The confusion of goals can be very frustrating. Making a backup but not able to restore that one sound funny these days, as the only auditing requirement is "have a backup" it happens.
Seem to be a cultural difference with EU and VS people. EU culture trying to follow the goal of laws and VS trying not to break those, intentions of the laws doesn't matter.
04-27-2015 01:46 PM
What does EU and VS stand for?
I like VCS for shared workspaces, where multiple people share a set of code, not necessarily production. It sounds like the OP is working within a team and if you're sharing macro's/code within a team without a structured system, whether its VCS or a rigid folder structure you'll run into issues quickly. Someone is going to need a variant of XY code for a project and will change the master instead of a copy.

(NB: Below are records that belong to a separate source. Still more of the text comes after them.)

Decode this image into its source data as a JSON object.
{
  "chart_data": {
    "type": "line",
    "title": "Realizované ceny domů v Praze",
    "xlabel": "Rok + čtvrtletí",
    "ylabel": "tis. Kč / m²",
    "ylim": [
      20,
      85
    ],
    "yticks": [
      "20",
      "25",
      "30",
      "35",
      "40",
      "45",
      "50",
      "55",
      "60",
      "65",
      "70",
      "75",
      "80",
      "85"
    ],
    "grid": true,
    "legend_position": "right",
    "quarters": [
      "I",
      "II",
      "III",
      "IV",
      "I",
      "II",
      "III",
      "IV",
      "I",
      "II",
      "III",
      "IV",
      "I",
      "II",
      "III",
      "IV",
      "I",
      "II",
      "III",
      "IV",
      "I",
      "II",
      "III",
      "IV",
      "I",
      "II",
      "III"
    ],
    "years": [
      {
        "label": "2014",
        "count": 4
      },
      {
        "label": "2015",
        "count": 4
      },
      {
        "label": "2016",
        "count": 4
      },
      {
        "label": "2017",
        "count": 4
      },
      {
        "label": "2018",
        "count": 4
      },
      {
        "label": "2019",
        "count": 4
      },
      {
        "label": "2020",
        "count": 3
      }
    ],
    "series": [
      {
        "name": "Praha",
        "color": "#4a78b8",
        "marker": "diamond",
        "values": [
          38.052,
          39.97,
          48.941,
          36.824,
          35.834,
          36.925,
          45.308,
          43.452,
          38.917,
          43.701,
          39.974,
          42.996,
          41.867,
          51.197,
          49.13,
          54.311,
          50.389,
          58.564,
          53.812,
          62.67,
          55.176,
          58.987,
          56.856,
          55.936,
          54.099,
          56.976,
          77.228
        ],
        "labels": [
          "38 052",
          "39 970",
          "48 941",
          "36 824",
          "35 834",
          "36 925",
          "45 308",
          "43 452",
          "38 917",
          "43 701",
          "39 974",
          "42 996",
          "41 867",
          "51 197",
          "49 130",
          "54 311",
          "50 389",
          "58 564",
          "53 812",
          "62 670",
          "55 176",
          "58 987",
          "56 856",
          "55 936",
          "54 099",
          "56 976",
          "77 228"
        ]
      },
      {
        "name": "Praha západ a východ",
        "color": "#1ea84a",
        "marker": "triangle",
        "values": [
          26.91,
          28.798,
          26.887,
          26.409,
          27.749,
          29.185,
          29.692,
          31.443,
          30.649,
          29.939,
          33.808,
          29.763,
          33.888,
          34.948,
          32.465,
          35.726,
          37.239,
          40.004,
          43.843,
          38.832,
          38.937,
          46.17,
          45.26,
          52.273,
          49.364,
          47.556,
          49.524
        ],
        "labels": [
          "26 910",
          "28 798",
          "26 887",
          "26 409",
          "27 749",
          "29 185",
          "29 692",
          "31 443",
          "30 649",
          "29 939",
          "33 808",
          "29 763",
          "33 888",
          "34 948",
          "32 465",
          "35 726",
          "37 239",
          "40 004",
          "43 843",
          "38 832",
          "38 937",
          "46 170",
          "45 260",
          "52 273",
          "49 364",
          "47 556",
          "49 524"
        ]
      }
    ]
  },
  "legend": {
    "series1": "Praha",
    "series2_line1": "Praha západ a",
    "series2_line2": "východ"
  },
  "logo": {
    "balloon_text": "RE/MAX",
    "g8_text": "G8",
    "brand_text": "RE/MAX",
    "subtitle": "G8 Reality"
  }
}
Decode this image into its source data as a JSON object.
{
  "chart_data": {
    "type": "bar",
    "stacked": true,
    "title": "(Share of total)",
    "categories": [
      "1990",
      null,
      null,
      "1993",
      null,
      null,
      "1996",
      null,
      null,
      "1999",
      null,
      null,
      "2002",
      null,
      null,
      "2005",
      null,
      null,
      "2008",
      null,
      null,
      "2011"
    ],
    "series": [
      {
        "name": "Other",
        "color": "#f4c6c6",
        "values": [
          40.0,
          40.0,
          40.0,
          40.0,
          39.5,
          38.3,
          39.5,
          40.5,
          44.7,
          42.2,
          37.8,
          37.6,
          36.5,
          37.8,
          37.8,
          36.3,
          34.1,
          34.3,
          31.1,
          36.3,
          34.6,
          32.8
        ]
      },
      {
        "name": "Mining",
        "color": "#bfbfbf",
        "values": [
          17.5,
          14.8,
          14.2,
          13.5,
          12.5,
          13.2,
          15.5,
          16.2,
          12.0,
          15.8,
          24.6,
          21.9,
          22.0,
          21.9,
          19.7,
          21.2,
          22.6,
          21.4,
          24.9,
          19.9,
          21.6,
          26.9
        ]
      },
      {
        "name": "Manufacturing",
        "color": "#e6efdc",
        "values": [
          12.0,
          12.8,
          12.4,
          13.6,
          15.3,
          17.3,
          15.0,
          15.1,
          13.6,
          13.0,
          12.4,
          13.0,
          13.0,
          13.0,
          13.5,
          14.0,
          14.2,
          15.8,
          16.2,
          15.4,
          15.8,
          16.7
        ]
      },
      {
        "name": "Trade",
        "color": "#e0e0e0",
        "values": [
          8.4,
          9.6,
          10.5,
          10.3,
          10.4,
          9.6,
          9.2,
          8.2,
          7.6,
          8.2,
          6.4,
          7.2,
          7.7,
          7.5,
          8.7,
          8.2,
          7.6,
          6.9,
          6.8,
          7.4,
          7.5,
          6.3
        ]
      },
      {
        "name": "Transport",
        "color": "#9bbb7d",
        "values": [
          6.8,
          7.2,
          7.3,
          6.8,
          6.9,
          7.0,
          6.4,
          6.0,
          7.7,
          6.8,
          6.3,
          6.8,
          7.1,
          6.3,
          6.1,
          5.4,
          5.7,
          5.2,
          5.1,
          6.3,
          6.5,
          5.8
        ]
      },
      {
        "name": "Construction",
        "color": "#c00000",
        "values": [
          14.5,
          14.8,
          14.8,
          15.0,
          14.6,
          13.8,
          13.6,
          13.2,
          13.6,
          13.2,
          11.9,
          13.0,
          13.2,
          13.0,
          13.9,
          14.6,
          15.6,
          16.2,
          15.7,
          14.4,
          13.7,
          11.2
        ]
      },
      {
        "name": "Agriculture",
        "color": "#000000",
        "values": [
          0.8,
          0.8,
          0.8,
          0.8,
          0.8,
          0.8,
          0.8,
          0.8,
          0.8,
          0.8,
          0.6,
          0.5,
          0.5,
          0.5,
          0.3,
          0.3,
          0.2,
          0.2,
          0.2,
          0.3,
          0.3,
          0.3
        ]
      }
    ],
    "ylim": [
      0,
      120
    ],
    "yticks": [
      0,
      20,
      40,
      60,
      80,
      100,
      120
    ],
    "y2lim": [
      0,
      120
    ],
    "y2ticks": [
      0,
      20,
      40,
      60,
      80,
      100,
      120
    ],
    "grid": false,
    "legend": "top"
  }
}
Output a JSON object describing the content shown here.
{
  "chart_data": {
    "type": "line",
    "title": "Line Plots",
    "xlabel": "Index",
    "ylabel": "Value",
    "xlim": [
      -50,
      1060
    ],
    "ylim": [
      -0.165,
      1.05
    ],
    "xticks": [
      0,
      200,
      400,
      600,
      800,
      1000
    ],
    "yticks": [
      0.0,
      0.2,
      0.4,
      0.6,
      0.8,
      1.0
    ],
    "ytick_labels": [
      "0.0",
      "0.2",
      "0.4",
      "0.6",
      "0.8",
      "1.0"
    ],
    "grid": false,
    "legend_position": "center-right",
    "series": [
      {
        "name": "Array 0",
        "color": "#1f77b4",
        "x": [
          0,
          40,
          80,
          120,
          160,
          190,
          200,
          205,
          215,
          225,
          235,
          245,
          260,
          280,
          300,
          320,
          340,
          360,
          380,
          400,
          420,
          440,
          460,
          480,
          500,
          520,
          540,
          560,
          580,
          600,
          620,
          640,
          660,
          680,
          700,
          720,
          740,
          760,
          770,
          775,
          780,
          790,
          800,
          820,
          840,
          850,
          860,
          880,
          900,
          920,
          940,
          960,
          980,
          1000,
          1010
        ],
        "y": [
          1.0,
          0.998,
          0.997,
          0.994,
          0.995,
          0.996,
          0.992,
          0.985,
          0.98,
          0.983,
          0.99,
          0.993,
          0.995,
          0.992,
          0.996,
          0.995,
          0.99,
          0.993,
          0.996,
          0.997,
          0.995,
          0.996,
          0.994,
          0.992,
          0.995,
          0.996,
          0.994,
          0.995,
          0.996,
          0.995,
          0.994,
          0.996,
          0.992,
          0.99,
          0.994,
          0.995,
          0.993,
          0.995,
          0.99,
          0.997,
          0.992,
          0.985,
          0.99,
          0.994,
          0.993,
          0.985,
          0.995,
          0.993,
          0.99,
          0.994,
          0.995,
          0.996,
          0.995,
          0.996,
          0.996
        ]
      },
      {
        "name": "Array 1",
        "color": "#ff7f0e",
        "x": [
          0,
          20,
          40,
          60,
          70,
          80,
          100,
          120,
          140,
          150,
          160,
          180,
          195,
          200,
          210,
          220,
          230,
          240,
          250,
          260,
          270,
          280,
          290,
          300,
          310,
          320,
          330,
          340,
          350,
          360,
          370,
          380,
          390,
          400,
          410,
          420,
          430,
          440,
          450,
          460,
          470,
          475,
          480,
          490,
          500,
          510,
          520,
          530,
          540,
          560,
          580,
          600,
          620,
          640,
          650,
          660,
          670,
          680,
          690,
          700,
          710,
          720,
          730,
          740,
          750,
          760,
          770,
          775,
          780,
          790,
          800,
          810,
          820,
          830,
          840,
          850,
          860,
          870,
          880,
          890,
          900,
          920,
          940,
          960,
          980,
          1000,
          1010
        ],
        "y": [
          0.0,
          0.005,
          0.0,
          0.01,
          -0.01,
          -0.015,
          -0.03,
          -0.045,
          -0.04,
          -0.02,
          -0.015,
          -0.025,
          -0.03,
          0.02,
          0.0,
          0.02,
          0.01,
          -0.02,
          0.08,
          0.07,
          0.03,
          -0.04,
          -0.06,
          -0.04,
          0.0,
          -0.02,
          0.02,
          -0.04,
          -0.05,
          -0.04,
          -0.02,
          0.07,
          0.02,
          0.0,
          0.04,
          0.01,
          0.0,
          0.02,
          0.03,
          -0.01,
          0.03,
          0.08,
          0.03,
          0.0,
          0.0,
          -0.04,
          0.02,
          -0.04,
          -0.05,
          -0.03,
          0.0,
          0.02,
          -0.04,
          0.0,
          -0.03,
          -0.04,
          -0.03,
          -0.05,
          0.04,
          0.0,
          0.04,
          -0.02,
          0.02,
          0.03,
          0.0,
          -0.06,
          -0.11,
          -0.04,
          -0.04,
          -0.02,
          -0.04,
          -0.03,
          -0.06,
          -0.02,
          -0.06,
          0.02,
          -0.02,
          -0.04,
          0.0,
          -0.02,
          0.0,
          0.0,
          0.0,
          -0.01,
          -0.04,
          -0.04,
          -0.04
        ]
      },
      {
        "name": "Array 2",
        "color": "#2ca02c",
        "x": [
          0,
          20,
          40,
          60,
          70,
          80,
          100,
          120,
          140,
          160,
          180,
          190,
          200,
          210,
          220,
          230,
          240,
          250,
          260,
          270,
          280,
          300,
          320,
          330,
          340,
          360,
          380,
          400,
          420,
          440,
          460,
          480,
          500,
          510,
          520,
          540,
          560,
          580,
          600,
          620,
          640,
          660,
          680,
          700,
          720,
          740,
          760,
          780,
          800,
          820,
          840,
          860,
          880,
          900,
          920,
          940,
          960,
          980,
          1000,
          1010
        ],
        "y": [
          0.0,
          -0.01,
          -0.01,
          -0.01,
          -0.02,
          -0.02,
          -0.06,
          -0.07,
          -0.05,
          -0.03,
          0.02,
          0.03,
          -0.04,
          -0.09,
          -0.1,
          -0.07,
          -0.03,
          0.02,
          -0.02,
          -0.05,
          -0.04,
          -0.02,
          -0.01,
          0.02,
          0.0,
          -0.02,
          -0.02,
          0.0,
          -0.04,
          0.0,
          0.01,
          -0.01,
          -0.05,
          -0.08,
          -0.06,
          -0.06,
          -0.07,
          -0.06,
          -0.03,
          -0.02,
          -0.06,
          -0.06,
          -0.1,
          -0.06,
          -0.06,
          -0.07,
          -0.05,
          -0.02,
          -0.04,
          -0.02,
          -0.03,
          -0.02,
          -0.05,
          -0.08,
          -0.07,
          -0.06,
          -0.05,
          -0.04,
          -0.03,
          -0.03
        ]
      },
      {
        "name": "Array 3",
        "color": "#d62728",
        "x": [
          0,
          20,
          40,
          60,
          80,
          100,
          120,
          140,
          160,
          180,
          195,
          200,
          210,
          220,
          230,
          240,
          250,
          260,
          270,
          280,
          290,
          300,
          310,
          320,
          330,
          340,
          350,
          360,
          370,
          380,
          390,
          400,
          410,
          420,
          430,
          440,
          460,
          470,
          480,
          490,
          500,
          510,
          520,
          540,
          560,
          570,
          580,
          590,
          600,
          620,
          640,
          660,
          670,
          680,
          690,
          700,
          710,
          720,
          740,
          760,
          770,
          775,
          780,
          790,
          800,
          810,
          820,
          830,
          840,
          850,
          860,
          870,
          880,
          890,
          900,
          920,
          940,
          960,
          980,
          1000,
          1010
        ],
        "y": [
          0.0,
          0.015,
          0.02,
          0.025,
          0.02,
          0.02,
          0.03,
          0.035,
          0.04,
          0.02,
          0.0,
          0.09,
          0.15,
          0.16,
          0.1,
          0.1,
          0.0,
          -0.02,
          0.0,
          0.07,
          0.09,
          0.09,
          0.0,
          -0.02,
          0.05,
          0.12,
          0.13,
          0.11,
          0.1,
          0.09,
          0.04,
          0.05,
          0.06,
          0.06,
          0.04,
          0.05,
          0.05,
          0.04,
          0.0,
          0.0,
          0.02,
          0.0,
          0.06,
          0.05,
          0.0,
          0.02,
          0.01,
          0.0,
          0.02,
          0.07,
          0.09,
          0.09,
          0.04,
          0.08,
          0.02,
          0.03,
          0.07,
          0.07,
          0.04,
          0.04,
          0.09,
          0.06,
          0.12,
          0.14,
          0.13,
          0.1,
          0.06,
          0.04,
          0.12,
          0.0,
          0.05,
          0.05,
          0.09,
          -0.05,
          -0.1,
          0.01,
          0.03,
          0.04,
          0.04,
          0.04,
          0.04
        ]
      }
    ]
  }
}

And you won't know until something breaks, if it breaks. And you won't know who to yell at either :smileylaugh:
04-27-2015 02:11 PM
EU Europe (tiny part is NL) and VS sorry it is a local NLS I18N abbreviation, it I should have it better noted as US United-States. Canada is different I believe more in between although it is located upper (N).
As long as developers are closely located and they are working traceable on their personal account, no problem to find the one that has broken it (OS level). Still better to have a more rigid approach.
Even with easy OS controls you can do a lot. The developers only allowing to update at develop coding nowhere else. Another guy (skilled admin) doing to promote/deploy.
It are the same actions and the same structure with a VCS system. It closes all access down and only the VCS service account is getting access. No freedom allowed for a developer.
You can do even better using the concat options with libnames filenames. SAS(R) 9.4 Companion for UNIX Environments, Fourth Edition (it exist in every OS).
Why it is better to do that? You do not need to copy a master of every possible source /object to every developer so he just can test/run. Copying everything to him is introducing uncontrolled changes. Having the concatenation active only the source he is assumed to change my be copied backed to him. What he doesn't have to change cannot be changed and cannot cause errors.
For the bad behavior of the SAS metadata it is missing that approach of versioning and releases, only with DI you can do some things.
I got no comment for that and we SAS institute moving fast into that.